Ясно, однако, что для неформализованной человеческой речи – различие между глаголом и прилагательным более чем существенно: глагол в отличие от прилагательного изменяется во времени. Многообразие ивритских глаголов создает языковую среду, насыщенную временными изменениями. К сожалению, в осовременненом иврите многие глаголы вышли из употребления, в то время как библейский иврит славен изощренной нюансировкой действий.
Мы пришли к заключению, ставшему уже общим местом в культурологической литературе: еврейские классические тексты в отличие от современных им европейских (греческих или римских) содержат дополнительное измерение, они как бы насажены на ось времени. Убедительно и ярко писал об этом Эрик Ауэрбах в «Мимесисе», ему наследовали многие исследователи, согласившись в том, что еврейская культура – культура времени, в то время как греко-римский мир, тяготевший к образу и пластике, состоялся, как цивилизация пространства.

                               
***
    «Подлинное понятие о причинах, может иметь только тот, кто направляет движение всех вещей, а не мы, которым дано лишь пользоваться вещами по надобностям нашим, не проникая в их происхождение и сущность. … Обычно начинают так: Как это происходит, а следовало бы выяснить: а происходит ли?»
    М. Монтень
Я хочу обратить внимание на одно обстоятельство, по-видимому ранее не обсужденное: иврит, не только обслуживавший но и формировавший культуру времени, оказался удивительно пригоден для передачи и фиксации знания не только внерационального но и нерационализуемого. Нам сейчас придется договорится о том, что есть рациональное знание, а это не просто.

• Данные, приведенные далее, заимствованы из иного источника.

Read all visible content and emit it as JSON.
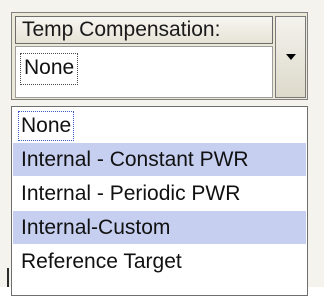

Я полагаю многие согласятся в том, что знание тем рациональнее,  чем более велик в нем удельный вес математики.
Между «рациональным» и «научным» есть конечно неустранимое различие, но нам придется им пренебречь, чтобы сократить количество переменных в нашем разыскании. Кант и вовсе полагал, что во всяком знании ровно столько науки, сколько в ней математики. Во всяком случае, вес и значение математики в рациональном знании до настоящего времени устойчиво возрастали. Особенность же математического знания состоит в том, что в нем напрочь отсутствует время. Рав Штейнзальц обратил внимание на то, что математика призвана отвечать на вопрос «что?», не передполагающий развертывания во времени, в отличие от вопросов «как?», «почему?» и «зачем?», замкнутые на временные изменения.
Громадный прогресс естественных наук, связанный с вовлечением самых изощренных и абстрактных математических методов заставил говорить о «непостижимой эффективности» математики; постепенно возникла уверенность в том, что любая научная проблема может быть взломана соответствующей математической отмычкой. Предполагая, что математические подходы применимы для описания любой реальной ситуации, мы скрытым образом допускаем следующее: любая временная последовательность событий может быть адекватно отображена в логическую последовательность высказываний. При этой процедуре особость, «инаковость» времени исчезает. Французский философ Эмиль Мейерсон полагал, что «наука, стараясь стать «рациональной», стремится все более уничтожить изменение во времени».
  В самом деле, первые серьезные успехи физики, связанные с именем Архимеда, были успехами статики. Из науки систематизирующей и описывающей (а именно такова физика Аристотеля), физика Архимеда становится наукой количественной. «Трактат Архимеда «О равновесии плоскостей» представляет собой выдающийся пример научного изложения, основанного на строгих выводах из вполне очевидных предпосылок. Он представляет собою тот идеал, который столь настойчиво в наши искали Эйнштейн и другие ученые, - состоящий в сведении физики к геометрии, но понятие времени в нем не встречается» (Дж. Уитроу, «Естественная философия времени», М. 2003). 
Статика, разумеется, со времен Архимеда сделала огромные успехи: я помню огромное эстетическое впечатление, которое произвел на меня принцип виртуальных перемещений. Я учился в школе, когда отец показал мне, как взломать самую изощренную механическую систему, заставив ее совершать возможные движения. Но совершенно оглушил меня принцип Даламбера, позволяющий любую задачу динамики свести к статической ситуации, напрочь исключив из рассмотрения особенности временного развертывания событий.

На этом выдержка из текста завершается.